Mickelson Takes Flamethrower To PGA Tour For Its “Obnoxious Greed”

Playing this week at the Asian Tour’s Saudi International, Phil Mickelson took a flamethrower to the PGA Tour in what many are speculating could be the groundwork for Mickelson’s exit to a lucrative payday with a splinter Tour.

Like Lee Westwood and Dustin Johnson before him, Mickelson was asked at the end of his pre-tournament press conference about the possibility of the rise of a rival league, his thoughts on the overall state of the professional game and whether he’s been approached about joining a Saudi-backed Tour.

  • Mickelson lauded the rise of “competition” among the Tours, directly crediting the potential Saudi-backed Super Golf League as well as the Premier Golf League for driving up compensation on the PGA Tour in the form of bigger FedEx Cup payouts, larger purses at events like the Players Championship and initiatives such as the Player Impact Program and Comcast Business Top-10.
  • He also made reference to the PGA Tour’s media rights as being “the biggest thing,” which he would expand upon in a follow-up interview with Golf Digest.

The PGA Tour’s “obnoxious greed”

Always calculated, Mickelson spoke with John Huggan following his pre-tournament press conference, fleshing out his thoughts on the media rights issue that he sees as a large reason many players are considering splinter Tour opportunities.

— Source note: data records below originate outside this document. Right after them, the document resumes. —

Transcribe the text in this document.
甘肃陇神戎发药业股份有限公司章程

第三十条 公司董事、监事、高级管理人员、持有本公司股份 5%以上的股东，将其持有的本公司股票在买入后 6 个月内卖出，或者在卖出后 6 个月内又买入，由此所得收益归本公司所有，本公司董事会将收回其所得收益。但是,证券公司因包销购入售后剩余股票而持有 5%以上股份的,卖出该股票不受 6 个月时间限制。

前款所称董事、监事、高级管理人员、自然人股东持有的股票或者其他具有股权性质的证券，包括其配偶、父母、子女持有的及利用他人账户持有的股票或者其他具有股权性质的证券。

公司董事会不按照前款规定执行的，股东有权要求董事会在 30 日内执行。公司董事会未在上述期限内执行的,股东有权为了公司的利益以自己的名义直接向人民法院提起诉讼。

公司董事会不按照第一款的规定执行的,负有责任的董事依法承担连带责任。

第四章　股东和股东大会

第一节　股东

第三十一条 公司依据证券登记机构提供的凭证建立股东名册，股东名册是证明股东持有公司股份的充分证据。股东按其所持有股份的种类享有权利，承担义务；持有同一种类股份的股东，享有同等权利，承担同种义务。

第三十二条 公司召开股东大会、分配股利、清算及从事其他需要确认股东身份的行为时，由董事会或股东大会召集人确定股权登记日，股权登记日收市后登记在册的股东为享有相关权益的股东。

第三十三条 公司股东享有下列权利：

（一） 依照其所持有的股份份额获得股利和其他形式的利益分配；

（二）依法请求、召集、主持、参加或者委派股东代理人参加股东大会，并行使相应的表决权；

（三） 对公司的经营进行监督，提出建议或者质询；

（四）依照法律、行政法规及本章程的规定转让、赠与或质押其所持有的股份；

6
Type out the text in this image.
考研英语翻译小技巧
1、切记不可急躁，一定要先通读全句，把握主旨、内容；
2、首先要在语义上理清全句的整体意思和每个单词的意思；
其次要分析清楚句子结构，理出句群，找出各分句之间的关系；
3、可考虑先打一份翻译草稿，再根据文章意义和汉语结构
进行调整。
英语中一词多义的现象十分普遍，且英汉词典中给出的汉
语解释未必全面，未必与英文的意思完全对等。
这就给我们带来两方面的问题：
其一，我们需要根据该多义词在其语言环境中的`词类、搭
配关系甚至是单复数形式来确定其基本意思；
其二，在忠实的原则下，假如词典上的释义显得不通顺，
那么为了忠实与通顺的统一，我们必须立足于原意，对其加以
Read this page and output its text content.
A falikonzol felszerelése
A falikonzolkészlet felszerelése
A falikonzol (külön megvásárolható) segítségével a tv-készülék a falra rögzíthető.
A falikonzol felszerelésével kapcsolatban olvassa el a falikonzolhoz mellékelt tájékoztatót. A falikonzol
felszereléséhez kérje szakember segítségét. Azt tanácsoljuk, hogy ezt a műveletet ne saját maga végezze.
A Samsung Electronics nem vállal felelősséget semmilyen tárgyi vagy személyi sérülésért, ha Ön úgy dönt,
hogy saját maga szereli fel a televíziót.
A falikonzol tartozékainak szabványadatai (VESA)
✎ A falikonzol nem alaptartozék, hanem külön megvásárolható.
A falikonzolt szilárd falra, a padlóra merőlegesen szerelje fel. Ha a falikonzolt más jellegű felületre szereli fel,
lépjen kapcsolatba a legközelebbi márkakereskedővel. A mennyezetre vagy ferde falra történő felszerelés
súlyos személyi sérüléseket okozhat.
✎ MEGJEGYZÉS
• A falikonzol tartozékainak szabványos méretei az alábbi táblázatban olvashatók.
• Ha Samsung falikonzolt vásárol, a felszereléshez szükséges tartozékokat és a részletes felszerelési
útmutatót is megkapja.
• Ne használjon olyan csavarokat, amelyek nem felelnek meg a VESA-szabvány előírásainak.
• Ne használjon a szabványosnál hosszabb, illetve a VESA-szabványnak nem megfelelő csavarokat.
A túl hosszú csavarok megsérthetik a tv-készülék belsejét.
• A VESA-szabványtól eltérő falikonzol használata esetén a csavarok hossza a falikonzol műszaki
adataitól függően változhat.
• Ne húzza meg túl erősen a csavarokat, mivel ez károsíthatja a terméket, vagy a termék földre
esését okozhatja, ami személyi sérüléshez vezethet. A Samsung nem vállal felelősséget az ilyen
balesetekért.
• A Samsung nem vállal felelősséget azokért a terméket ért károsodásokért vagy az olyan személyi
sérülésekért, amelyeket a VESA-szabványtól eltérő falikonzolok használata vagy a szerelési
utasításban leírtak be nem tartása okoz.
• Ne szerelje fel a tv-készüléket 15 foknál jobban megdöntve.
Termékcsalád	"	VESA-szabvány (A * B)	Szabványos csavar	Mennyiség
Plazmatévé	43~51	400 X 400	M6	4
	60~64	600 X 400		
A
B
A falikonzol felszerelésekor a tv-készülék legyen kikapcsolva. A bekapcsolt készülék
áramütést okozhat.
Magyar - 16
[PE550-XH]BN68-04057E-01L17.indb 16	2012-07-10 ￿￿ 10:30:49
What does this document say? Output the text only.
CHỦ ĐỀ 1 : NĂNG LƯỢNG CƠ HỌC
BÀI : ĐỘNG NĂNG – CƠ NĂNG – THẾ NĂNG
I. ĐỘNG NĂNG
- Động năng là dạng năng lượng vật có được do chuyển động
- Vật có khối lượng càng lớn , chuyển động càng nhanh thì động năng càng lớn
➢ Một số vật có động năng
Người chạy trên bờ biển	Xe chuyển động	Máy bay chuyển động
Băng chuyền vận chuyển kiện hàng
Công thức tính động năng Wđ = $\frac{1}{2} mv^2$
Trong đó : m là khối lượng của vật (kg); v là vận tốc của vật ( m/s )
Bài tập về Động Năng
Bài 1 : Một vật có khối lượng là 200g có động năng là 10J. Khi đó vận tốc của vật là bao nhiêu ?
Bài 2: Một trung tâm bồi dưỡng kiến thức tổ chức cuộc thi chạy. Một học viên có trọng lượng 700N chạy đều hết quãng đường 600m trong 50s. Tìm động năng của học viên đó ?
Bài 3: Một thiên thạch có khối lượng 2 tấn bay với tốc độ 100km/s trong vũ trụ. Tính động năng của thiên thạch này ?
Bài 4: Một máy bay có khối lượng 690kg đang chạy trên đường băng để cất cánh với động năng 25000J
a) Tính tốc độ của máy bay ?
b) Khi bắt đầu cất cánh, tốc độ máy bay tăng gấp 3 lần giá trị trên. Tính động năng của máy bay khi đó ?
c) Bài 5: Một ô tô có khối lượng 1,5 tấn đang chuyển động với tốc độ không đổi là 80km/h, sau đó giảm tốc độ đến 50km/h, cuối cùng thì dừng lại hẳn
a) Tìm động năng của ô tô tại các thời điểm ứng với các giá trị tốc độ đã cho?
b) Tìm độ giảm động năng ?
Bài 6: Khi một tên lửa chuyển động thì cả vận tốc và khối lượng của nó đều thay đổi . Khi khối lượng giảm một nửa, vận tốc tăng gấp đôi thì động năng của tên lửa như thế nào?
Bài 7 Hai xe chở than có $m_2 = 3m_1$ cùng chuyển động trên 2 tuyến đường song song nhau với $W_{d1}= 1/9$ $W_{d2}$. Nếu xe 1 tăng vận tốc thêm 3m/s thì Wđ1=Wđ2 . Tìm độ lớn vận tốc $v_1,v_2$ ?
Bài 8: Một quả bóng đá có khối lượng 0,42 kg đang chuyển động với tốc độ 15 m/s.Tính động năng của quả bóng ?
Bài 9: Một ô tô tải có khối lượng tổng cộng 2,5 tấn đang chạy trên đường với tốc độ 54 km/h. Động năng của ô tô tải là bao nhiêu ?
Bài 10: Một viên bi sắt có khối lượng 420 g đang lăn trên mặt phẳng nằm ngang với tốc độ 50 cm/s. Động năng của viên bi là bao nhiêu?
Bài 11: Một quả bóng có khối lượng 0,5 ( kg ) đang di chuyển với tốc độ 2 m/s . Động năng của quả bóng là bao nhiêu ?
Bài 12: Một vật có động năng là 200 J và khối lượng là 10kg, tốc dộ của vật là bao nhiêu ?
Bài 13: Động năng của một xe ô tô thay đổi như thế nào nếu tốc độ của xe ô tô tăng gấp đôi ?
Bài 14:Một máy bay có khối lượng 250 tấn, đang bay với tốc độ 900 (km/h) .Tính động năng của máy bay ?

“The players don’t have access to their own media. If the Tour wanted to end any threat, they could just hand back the media rights to the players. But they would rather throw $25 million here (FedEx Cup bonus) and $40 million there (PIP payouts) than give back the roughly $20 billion in digital assets they control,” Mickelson said. “There are many issues, but that is one of the biggest. For me personally, it’s not enough that they are sitting on hundreds of millions of digital moments. They also have access to my shots; access I do not have. They also charge companies to use shots I have hit. And when I did ‘The Match’ — there have been five of them — the Tour forced me to pay them $1 million each time. For my own media rights. That type of greed is, to me, beyond obnoxious.”

Mickelson went on to criticize the Tour’s “obnoxious greed” by pointing out the much-requested, yet rarely-done mic’ing up of players and caddies. “The player would not benefit,” he said, only the Tour would as they would own those rights as well. 

It appears this barrier to personal brand building is Mickelson’s preferred vehicle to entertain competitive offers, whether that be from the Saudis or elsewhere. The PGA Tour declined to comment on Mickelson’s remarks on Wednesday, but previous statements reiterate that the Tour’s “business model is consistent with other professional sports leagues in that it relies on media rights to maximize revenue.”

The threat of disruptor leagues has never been more real, and with players being offered life-changing amounts of money upfront as well as the potential for more income via guaranteed money events and more lenient media rights, Mickelson’s next move doesn’t seem too difficult to forecast.